If the regime is capable of simultaneously negotiating, maintaining pressure on the infrastructure of neighbors, and leaving itself the opportunity for further escalation, then we are not witnessing the dismantling of the threat, but an attempt to translate it into a more convenient political format. For Israel, this is a bad scenario because it creates the illusion of stabilization where the entire framework of a future crisis actually remains.
In the Israeli agenda, this is read especially acutely. Jerusalem cannot afford the luxury of evaluating such deals by headlines or the first statements of intermediaries. The question is always one: what exactly remains with Iran after signing a possible document? If the regime retains missiles, proxy structures, the ability to shake maritime routes, and space for further nuclear maneuvering, then it is not about peace, but about a poorly frozen threat.
That is why НАновости — Новости Израиля | Nikk.Agency in the context of the current crisis inevitably looks not at diplomatic noise, but at practical results. For Israeli society today, it is important not how many intermediaries participated in the negotiations and how many hours the night contacts lasted, but whether the region will become truly safer after a possible deal.
What Israel will see in such a deal
Israel is likely to evaluate any agreement through four strict criteria: Hormuz, missiles, the nuclear program, and Iran’s ability to continue pressure through allied forces in the region. If at least part of these issues remains unresolved, Jerusalem will consider such a deal incomplete and potentially dangerous.
This is logical.
Israeli security is built not on diplomatic formulations, but on the real reduction of threats.
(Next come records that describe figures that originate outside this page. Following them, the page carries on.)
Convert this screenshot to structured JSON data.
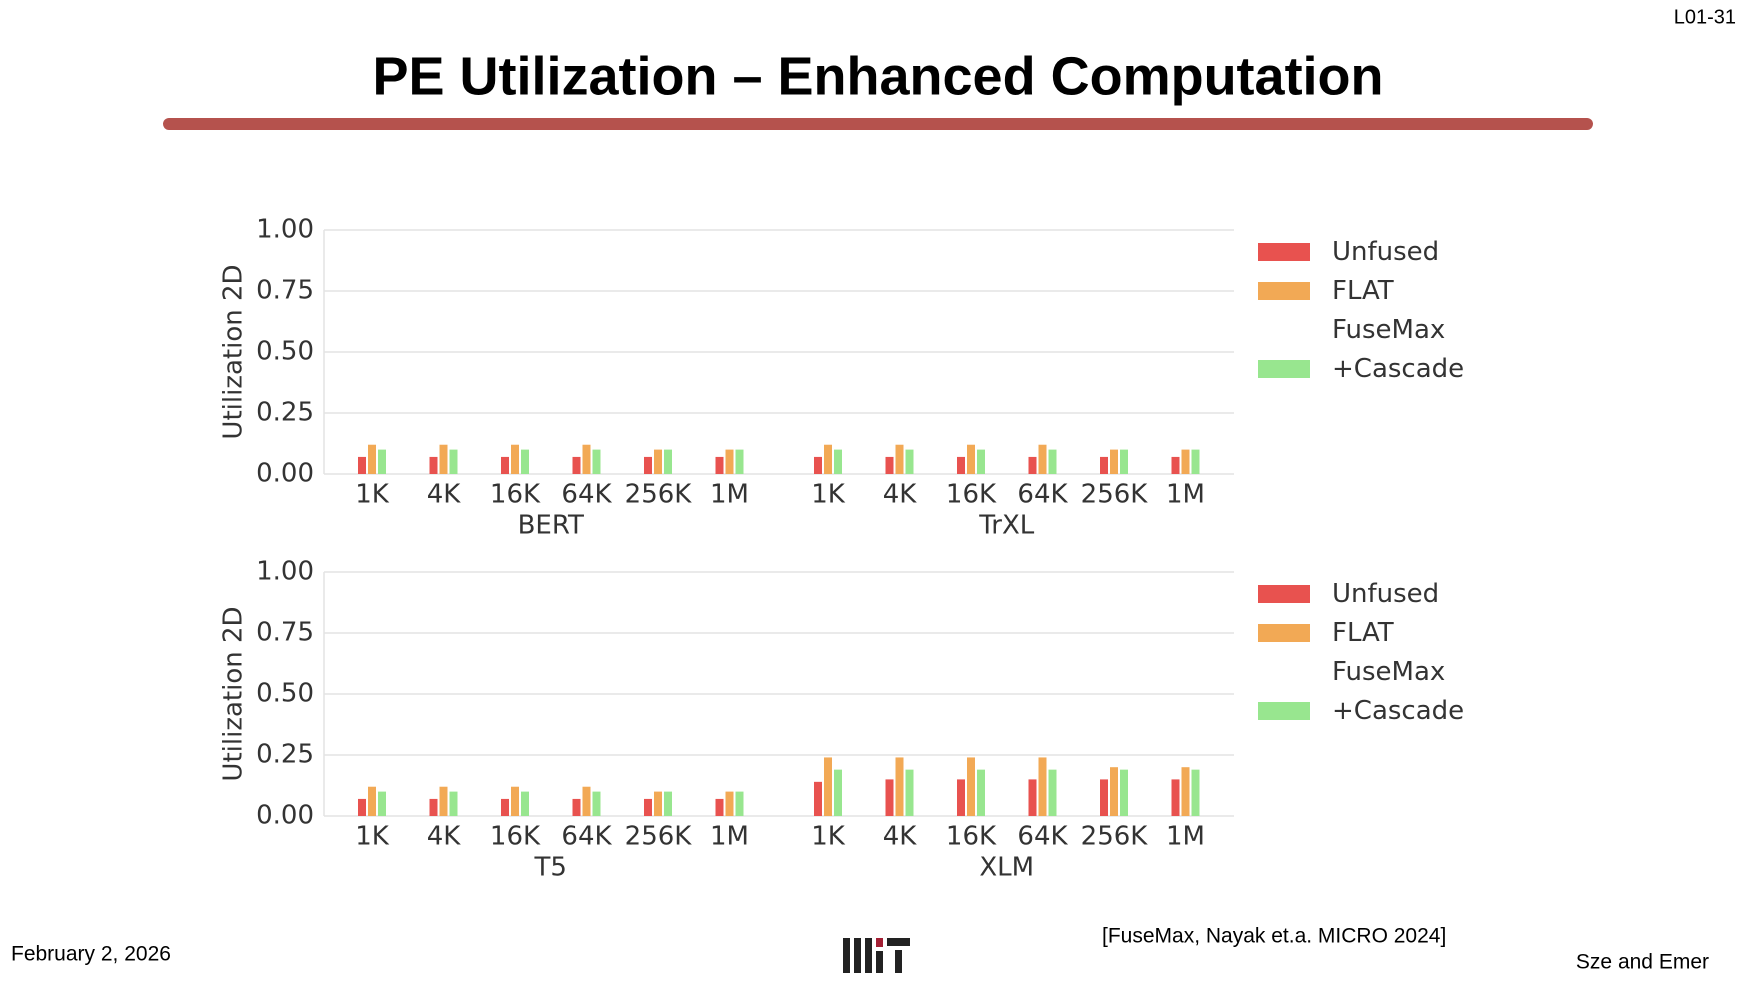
{
  "slide": {
    "title": "PE Utilization – Enhanced Computation",
    "number": "L01-31",
    "date": "February 2, 2026",
    "citation": "[FuseMax, Nayak et.a. MICRO 2024]",
    "authors": "Sze and Emer"
  },
  "chart_data": [
    {
      "type": "bar",
      "y_label": "Utilization 2D",
      "categories": [
        "1K",
        "4K",
        "16K",
        "64K",
        "256K",
        "1M",
        "1K",
        "4K",
        "16K",
        "64K",
        "256K",
        "1M"
      ],
      "group_labels": [
        "BERT",
        "TrXL"
      ],
      "series": [
        {
          "name": "Unfused",
          "color": "#e8524f",
          "values": [
            0.07,
            0.07,
            0.07,
            0.07,
            0.07,
            0.07,
            0.07,
            0.07,
            0.07,
            0.07,
            0.07,
            0.07
          ]
        },
        {
          "name": "FLAT",
          "color": "#f2a955",
          "values": [
            0.12,
            0.12,
            0.12,
            0.12,
            0.1,
            0.1,
            0.12,
            0.12,
            0.12,
            0.12,
            0.1,
            0.1
          ]
        },
        {
          "name": "FuseMax\n+Cascade",
          "color": "#98e68f",
          "values": [
            0.1,
            0.1,
            0.1,
            0.1,
            0.1,
            0.1,
            0.1,
            0.1,
            0.1,
            0.1,
            0.1,
            0.1
          ]
        }
      ],
      "ylim": [
        0,
        1
      ],
      "yticks": [
        {
          "value": 0,
          "label": "0.00"
        },
        0.25,
        {
          "value": 0.5,
          "label": "0.50"
        },
        0.75,
        {
          "value": 1,
          "label": "1.00"
        }
      ],
      "grid": true,
      "legend": "right"
    },
    {
      "type": "bar",
      "y_label": "Utilization 2D",
      "categories": [
        "1K",
        "4K",
        "16K",
        "64K",
        "256K",
        "1M",
        "1K",
        "4K",
        "16K",
        "64K",
        "256K",
        "1M"
      ],
      "group_labels": [
        "T5",
        "XLM"
      ],
      "series": [
        {
          "name": "Unfused",
          "color": "#e8524f",
          "values": [
            0.07,
            0.07,
            0.07,
            0.07,
            0.07,
            0.07,
            0.14,
            0.15,
            0.15,
            0.15,
            0.15,
            0.15
          ]
        },
        {
          "name": "FLAT",
          "color": "#f2a955",
          "values": [
            0.12,
            0.12,
            0.12,
            0.12,
            0.1,
            0.1,
            0.24,
            0.24,
            0.24,
            0.24,
            0.2,
            0.2
          ]
        },
        {
          "name": "FuseMax\n+Cascade",
          "color": "#98e68f",
          "values": [
            0.1,
            0.1,
            0.1,
            0.1,
            0.1,
            0.1,
            0.19,
            0.19,
            0.19,
            0.19,
            0.19,
            0.19
          ]
        }
      ],
      "ylim": [
        0,
        1
      ],
      "yticks": [
        {
          "value": 0,
          "label": "0.00"
        },
        0.25,
        {
          "value": 0.5,
          "label": "0.50"
        },
        0.75,
        {
          "value": 1,
          "label": "1.00"
        }
      ],
      "grid": true,
      "legend": "right"
    }
  ]
}
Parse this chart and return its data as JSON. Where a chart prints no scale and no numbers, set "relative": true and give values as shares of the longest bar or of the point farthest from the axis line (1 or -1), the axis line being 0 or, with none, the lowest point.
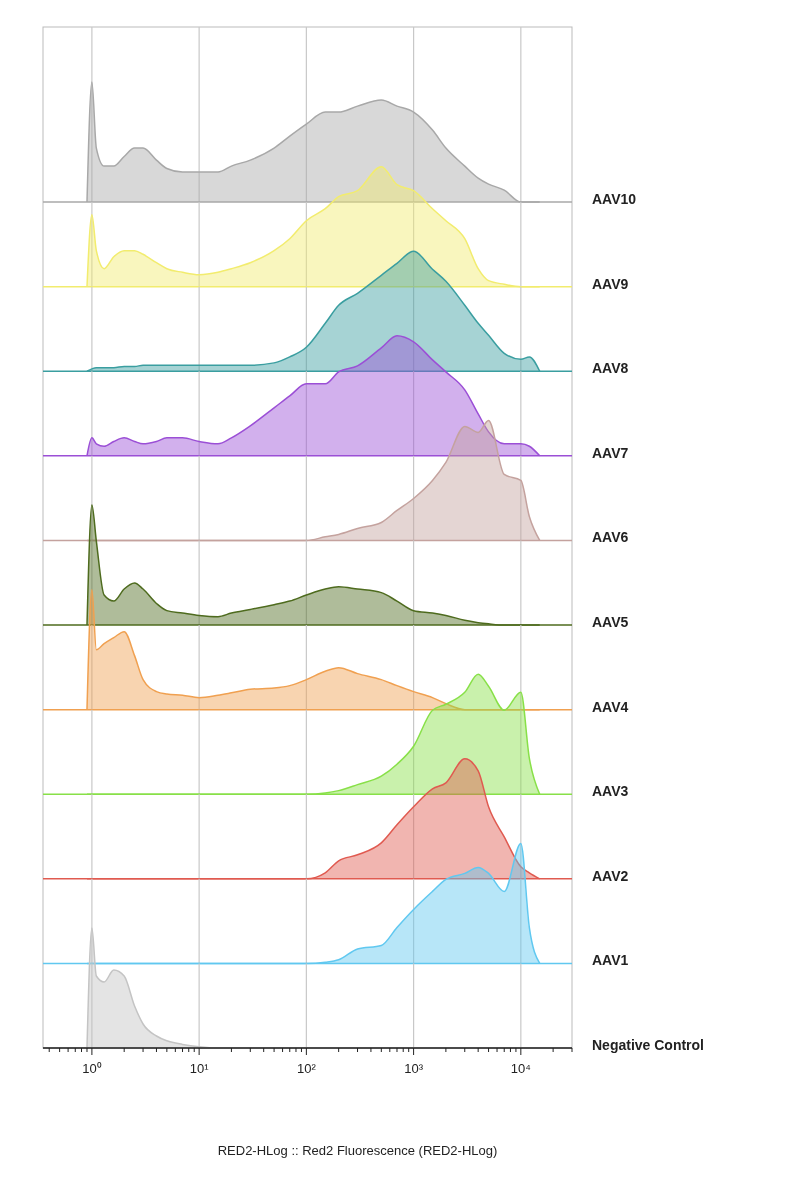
{
  "chart_data": [
    {
      "type": "area",
      "relative": true,
      "log": "x",
      "grid": "x",
      "tick_labels": false,
      "xlim": [
        0.35,
        30000
      ],
      "xticks": [
        1,
        10,
        100,
        1000,
        10000
      ],
      "x": [
        0.9,
        1,
        1.1,
        1.3,
        1.6,
        2,
        2.5,
        3,
        4,
        5,
        7,
        10,
        15,
        20,
        30,
        50,
        70,
        100,
        150,
        200,
        300,
        500,
        700,
        1000,
        1500,
        2000,
        3000,
        4000,
        5000,
        7000,
        10000,
        12000,
        15000
      ],
      "series": [
        {
          "name": "AAV10",
          "color": "#a8a8a8",
          "values": [
            0,
            1,
            0.45,
            0.3,
            0.3,
            0.38,
            0.45,
            0.45,
            0.35,
            0.28,
            0.25,
            0.25,
            0.25,
            0.3,
            0.35,
            0.45,
            0.55,
            0.65,
            0.75,
            0.75,
            0.8,
            0.85,
            0.8,
            0.75,
            0.6,
            0.45,
            0.3,
            0.2,
            0.15,
            0.1,
            0,
            0,
            0
          ]
        }
      ]
    },
    {
      "type": "area",
      "relative": true,
      "log": "x",
      "grid": "x",
      "tick_labels": false,
      "xlim": [
        0.35,
        30000
      ],
      "xticks": [
        1,
        10,
        100,
        1000,
        10000
      ],
      "x": [
        0.9,
        1,
        1.1,
        1.3,
        1.6,
        2,
        2.5,
        3,
        4,
        5,
        7,
        10,
        15,
        20,
        30,
        50,
        70,
        100,
        150,
        200,
        300,
        500,
        700,
        1000,
        1500,
        2000,
        3000,
        4000,
        5000,
        7000,
        10000,
        12000,
        15000
      ],
      "series": [
        {
          "name": "AAV9",
          "color": "#f2ec6e",
          "values": [
            0,
            0.6,
            0.3,
            0.15,
            0.25,
            0.3,
            0.3,
            0.27,
            0.2,
            0.15,
            0.12,
            0.1,
            0.12,
            0.15,
            0.2,
            0.3,
            0.4,
            0.55,
            0.65,
            0.75,
            0.8,
            1,
            0.85,
            0.8,
            0.65,
            0.55,
            0.4,
            0.15,
            0.05,
            0.02,
            0,
            0,
            0
          ]
        }
      ]
    },
    {
      "type": "area",
      "relative": true,
      "log": "x",
      "grid": "x",
      "tick_labels": false,
      "xlim": [
        0.35,
        30000
      ],
      "xticks": [
        1,
        10,
        100,
        1000,
        10000
      ],
      "x": [
        0.9,
        1,
        1.1,
        1.3,
        1.6,
        2,
        2.5,
        3,
        4,
        5,
        7,
        10,
        15,
        20,
        30,
        50,
        70,
        100,
        150,
        200,
        300,
        500,
        700,
        1000,
        1500,
        2000,
        3000,
        4000,
        5000,
        7000,
        10000,
        12000,
        15000
      ],
      "series": [
        {
          "name": "AAV8",
          "color": "#3a9ea0",
          "values": [
            0,
            0.02,
            0.03,
            0.03,
            0.03,
            0.04,
            0.04,
            0.05,
            0.05,
            0.05,
            0.05,
            0.05,
            0.05,
            0.05,
            0.05,
            0.07,
            0.12,
            0.2,
            0.4,
            0.55,
            0.65,
            0.8,
            0.9,
            1,
            0.85,
            0.75,
            0.55,
            0.4,
            0.3,
            0.15,
            0.1,
            0.12,
            0
          ]
        }
      ]
    },
    {
      "type": "area",
      "relative": true,
      "log": "x",
      "grid": "x",
      "tick_labels": false,
      "xlim": [
        0.35,
        30000
      ],
      "xticks": [
        1,
        10,
        100,
        1000,
        10000
      ],
      "x": [
        0.9,
        1,
        1.1,
        1.3,
        1.6,
        2,
        2.5,
        3,
        4,
        5,
        7,
        10,
        15,
        20,
        30,
        50,
        70,
        100,
        150,
        200,
        300,
        500,
        700,
        1000,
        1500,
        2000,
        3000,
        4000,
        5000,
        7000,
        10000,
        12000,
        15000
      ],
      "series": [
        {
          "name": "AAV7",
          "color": "#9b4fd6",
          "values": [
            0,
            0.15,
            0.1,
            0.08,
            0.12,
            0.15,
            0.12,
            0.1,
            0.12,
            0.15,
            0.15,
            0.12,
            0.1,
            0.15,
            0.25,
            0.4,
            0.5,
            0.6,
            0.6,
            0.7,
            0.75,
            0.9,
            1,
            0.95,
            0.8,
            0.7,
            0.55,
            0.35,
            0.2,
            0.1,
            0.1,
            0.08,
            0
          ]
        }
      ]
    },
    {
      "type": "area",
      "relative": true,
      "log": "x",
      "grid": "x",
      "tick_labels": false,
      "xlim": [
        0.35,
        30000
      ],
      "xticks": [
        1,
        10,
        100,
        1000,
        10000
      ],
      "x": [
        0.9,
        1,
        1.1,
        1.3,
        1.6,
        2,
        2.5,
        3,
        4,
        5,
        7,
        10,
        15,
        20,
        30,
        50,
        70,
        100,
        150,
        200,
        300,
        500,
        700,
        1000,
        1500,
        2000,
        3000,
        4000,
        5000,
        7000,
        10000,
        12000,
        15000
      ],
      "series": [
        {
          "name": "AAV6",
          "color": "#c4a29e",
          "values": [
            0,
            0,
            0,
            0,
            0,
            0,
            0,
            0,
            0,
            0,
            0,
            0,
            0,
            0,
            0,
            0,
            0,
            0,
            0.03,
            0.05,
            0.1,
            0.15,
            0.25,
            0.35,
            0.5,
            0.65,
            0.95,
            0.9,
            1,
            0.55,
            0.5,
            0.2,
            0
          ]
        }
      ]
    },
    {
      "type": "area",
      "relative": true,
      "log": "x",
      "grid": "x",
      "tick_labels": false,
      "xlim": [
        0.35,
        30000
      ],
      "xticks": [
        1,
        10,
        100,
        1000,
        10000
      ],
      "x": [
        0.9,
        1,
        1.1,
        1.3,
        1.6,
        2,
        2.5,
        3,
        4,
        5,
        7,
        10,
        15,
        20,
        30,
        50,
        70,
        100,
        150,
        200,
        300,
        500,
        700,
        1000,
        1500,
        2000,
        3000,
        4000,
        5000,
        7000,
        10000,
        12000,
        15000
      ],
      "series": [
        {
          "name": "AAV5",
          "color": "#4e6b1e",
          "values": [
            0,
            1,
            0.7,
            0.25,
            0.2,
            0.3,
            0.35,
            0.3,
            0.18,
            0.12,
            0.1,
            0.08,
            0.07,
            0.1,
            0.13,
            0.17,
            0.2,
            0.25,
            0.3,
            0.32,
            0.3,
            0.27,
            0.2,
            0.12,
            0.1,
            0.08,
            0.04,
            0.02,
            0.01,
            0,
            0,
            0,
            0
          ]
        }
      ]
    },
    {
      "type": "area",
      "relative": true,
      "log": "x",
      "grid": "x",
      "tick_labels": false,
      "xlim": [
        0.35,
        30000
      ],
      "xticks": [
        1,
        10,
        100,
        1000,
        10000
      ],
      "x": [
        0.9,
        1,
        1.1,
        1.3,
        1.6,
        2,
        2.5,
        3,
        4,
        5,
        7,
        10,
        15,
        20,
        30,
        50,
        70,
        100,
        150,
        200,
        300,
        500,
        700,
        1000,
        1500,
        2000,
        3000,
        4000,
        5000,
        7000,
        10000,
        12000,
        15000
      ],
      "series": [
        {
          "name": "AAV4",
          "color": "#f0a050",
          "values": [
            0,
            1,
            0.5,
            0.55,
            0.6,
            0.65,
            0.45,
            0.25,
            0.15,
            0.13,
            0.12,
            0.1,
            0.12,
            0.14,
            0.17,
            0.18,
            0.2,
            0.25,
            0.32,
            0.35,
            0.3,
            0.25,
            0.2,
            0.15,
            0.1,
            0.05,
            0,
            0,
            0,
            0,
            0,
            0,
            0
          ]
        }
      ]
    },
    {
      "type": "area",
      "relative": true,
      "log": "x",
      "grid": "x",
      "tick_labels": false,
      "xlim": [
        0.35,
        30000
      ],
      "xticks": [
        1,
        10,
        100,
        1000,
        10000
      ],
      "x": [
        0.9,
        1,
        1.1,
        1.3,
        1.6,
        2,
        2.5,
        3,
        4,
        5,
        7,
        10,
        15,
        20,
        30,
        50,
        70,
        100,
        150,
        200,
        300,
        500,
        700,
        1000,
        1500,
        2000,
        3000,
        4000,
        5000,
        7000,
        10000,
        12000,
        15000
      ],
      "series": [
        {
          "name": "AAV3",
          "color": "#88e048",
          "values": [
            0,
            0,
            0,
            0,
            0,
            0,
            0,
            0,
            0,
            0,
            0,
            0,
            0,
            0,
            0,
            0,
            0,
            0,
            0.01,
            0.03,
            0.08,
            0.15,
            0.25,
            0.4,
            0.7,
            0.75,
            0.85,
            1,
            0.9,
            0.7,
            0.85,
            0.3,
            0
          ]
        }
      ]
    },
    {
      "type": "area",
      "relative": true,
      "log": "x",
      "grid": "x",
      "tick_labels": false,
      "xlim": [
        0.35,
        30000
      ],
      "xticks": [
        1,
        10,
        100,
        1000,
        10000
      ],
      "x": [
        0.9,
        1,
        1.1,
        1.3,
        1.6,
        2,
        2.5,
        3,
        4,
        5,
        7,
        10,
        15,
        20,
        30,
        50,
        70,
        100,
        150,
        200,
        300,
        500,
        700,
        1000,
        1500,
        2000,
        3000,
        4000,
        5000,
        7000,
        10000,
        12000,
        15000
      ],
      "series": [
        {
          "name": "AAV2",
          "color": "#e05a50",
          "values": [
            0,
            0,
            0,
            0,
            0,
            0,
            0,
            0,
            0,
            0,
            0,
            0,
            0,
            0,
            0,
            0,
            0,
            0,
            0.05,
            0.15,
            0.2,
            0.3,
            0.45,
            0.6,
            0.75,
            0.8,
            1,
            0.9,
            0.6,
            0.35,
            0.1,
            0.05,
            0
          ]
        }
      ]
    },
    {
      "type": "area",
      "relative": true,
      "log": "x",
      "grid": "x",
      "tick_labels": false,
      "xlim": [
        0.35,
        30000
      ],
      "xticks": [
        1,
        10,
        100,
        1000,
        10000
      ],
      "x": [
        0.9,
        1,
        1.1,
        1.3,
        1.6,
        2,
        2.5,
        3,
        4,
        5,
        7,
        10,
        15,
        20,
        30,
        50,
        70,
        100,
        150,
        200,
        300,
        500,
        700,
        1000,
        1500,
        2000,
        3000,
        4000,
        5000,
        7000,
        10000,
        12000,
        15000
      ],
      "series": [
        {
          "name": "AAV1",
          "color": "#60c8f0",
          "values": [
            0,
            0,
            0,
            0,
            0,
            0,
            0,
            0,
            0,
            0,
            0,
            0,
            0,
            0,
            0,
            0,
            0,
            0,
            0.01,
            0.03,
            0.12,
            0.15,
            0.3,
            0.45,
            0.6,
            0.7,
            0.75,
            0.8,
            0.75,
            0.6,
            1,
            0.3,
            0
          ]
        }
      ]
    },
    {
      "type": "area",
      "relative": true,
      "log": "x",
      "grid": "x",
      "tick_labels": "x",
      "xlabel": "RED2-HLog :: Red2 Fluorescence (RED2-HLog)",
      "xlim": [
        0.35,
        30000
      ],
      "xticks": [
        {
          "value": 0.4,
          "label": null
        },
        {
          "value": 0.5,
          "label": null
        },
        {
          "value": 0.6,
          "label": null
        },
        {
          "value": 0.7,
          "label": null
        },
        {
          "value": 0.8,
          "label": null
        },
        {
          "value": 0.9,
          "label": null
        },
        {
          "value": 1,
          "label": "10⁰"
        },
        {
          "value": 2,
          "label": null
        },
        {
          "value": 3,
          "label": null
        },
        {
          "value": 4,
          "label": null
        },
        {
          "value": 5,
          "label": null
        },
        {
          "value": 6,
          "label": null
        },
        {
          "value": 7,
          "label": null
        },
        {
          "value": 8,
          "label": null
        },
        {
          "value": 9,
          "label": null
        },
        {
          "value": 10,
          "label": "10¹"
        },
        {
          "value": 20,
          "label": null
        },
        {
          "value": 30,
          "label": null
        },
        {
          "value": 40,
          "label": null
        },
        {
          "value": 50,
          "label": null
        },
        {
          "value": 60,
          "label": null
        },
        {
          "value": 70,
          "label": null
        },
        {
          "value": 80,
          "label": null
        },
        {
          "value": 90,
          "label": null
        },
        {
          "value": 100,
          "label": "10²"
        },
        {
          "value": 200,
          "label": null
        },
        {
          "value": 300,
          "label": null
        },
        {
          "value": 400,
          "label": null
        },
        {
          "value": 500,
          "label": null
        },
        {
          "value": 600,
          "label": null
        },
        {
          "value": 700,
          "label": null
        },
        {
          "value": 800,
          "label": null
        },
        {
          "value": 900,
          "label": null
        },
        {
          "value": 1000,
          "label": "10³"
        },
        {
          "value": 2000,
          "label": null
        },
        {
          "value": 3000,
          "label": null
        },
        {
          "value": 4000,
          "label": null
        },
        {
          "value": 5000,
          "label": null
        },
        {
          "value": 6000,
          "label": null
        },
        {
          "value": 7000,
          "label": null
        },
        {
          "value": 8000,
          "label": null
        },
        {
          "value": 9000,
          "label": null
        },
        {
          "value": 10000,
          "label": "10⁴"
        },
        {
          "value": 20000,
          "label": null
        },
        {
          "value": 30000,
          "label": null
        }
      ],
      "x": [
        0.9,
        1,
        1.1,
        1.3,
        1.6,
        2,
        2.5,
        3,
        4,
        5,
        7,
        10,
        15,
        20,
        30,
        50,
        70,
        100,
        150,
        200,
        300,
        500,
        700,
        1000,
        1500,
        2000,
        3000,
        4000,
        5000,
        7000,
        10000,
        12000,
        15000
      ],
      "series": [
        {
          "name": "Negative Control",
          "color": "#c4c4c4",
          "values": [
            0,
            1,
            0.6,
            0.55,
            0.65,
            0.6,
            0.35,
            0.2,
            0.1,
            0.06,
            0.03,
            0.01,
            0,
            0,
            0,
            0,
            0,
            0,
            0,
            0,
            0,
            0,
            0,
            0,
            0,
            0,
            0,
            0,
            0,
            0,
            0,
            0,
            0
          ]
        }
      ]
    }
  ]
}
In conditions where Iran has already shown a willingness to play on several boards simultaneously — military, energy, political, and psychological — a weak agreement can give Tehran exactly what it needs: time, space for maneuver, and the opportunity to sell its own tactical pause as a strategic victory.
The main risk is not the breakdown of the deal, but a bad deal
Diplomacy between the US and Iran itself is not bad news.
Moreover, in a situation of high regional turbulence, any chance to reduce the intensity of the conflict seems preferable to open war. But the problem is that a quick compromise in the Middle East often turns out to be more expensive than a prolonged dispute if it does not resolve basic security issues.
The main risk now is that the world will be shown a temporary truce as a major peace breakthrough. The headlines will be encouraging, the markets will briefly exhale, and the intermediaries will report progress. And then it will turn out that Iran is still capable of keeping Hormuz tense, influencing oil routes, hitting regional infrastructure, and bargaining over its missile and nuclear agenda almost from the same positions as before.
In such a case, the war will not end.
It will simply change its pace, form, and diplomatic packaging. And this is what should worry Israel the most today: not the prospect of the deal itself, but the prospect of a weak, hasty, and convenient deal for a regime that has been using negotiations not only as a path to compromise but also as a tool for gaining time for many years.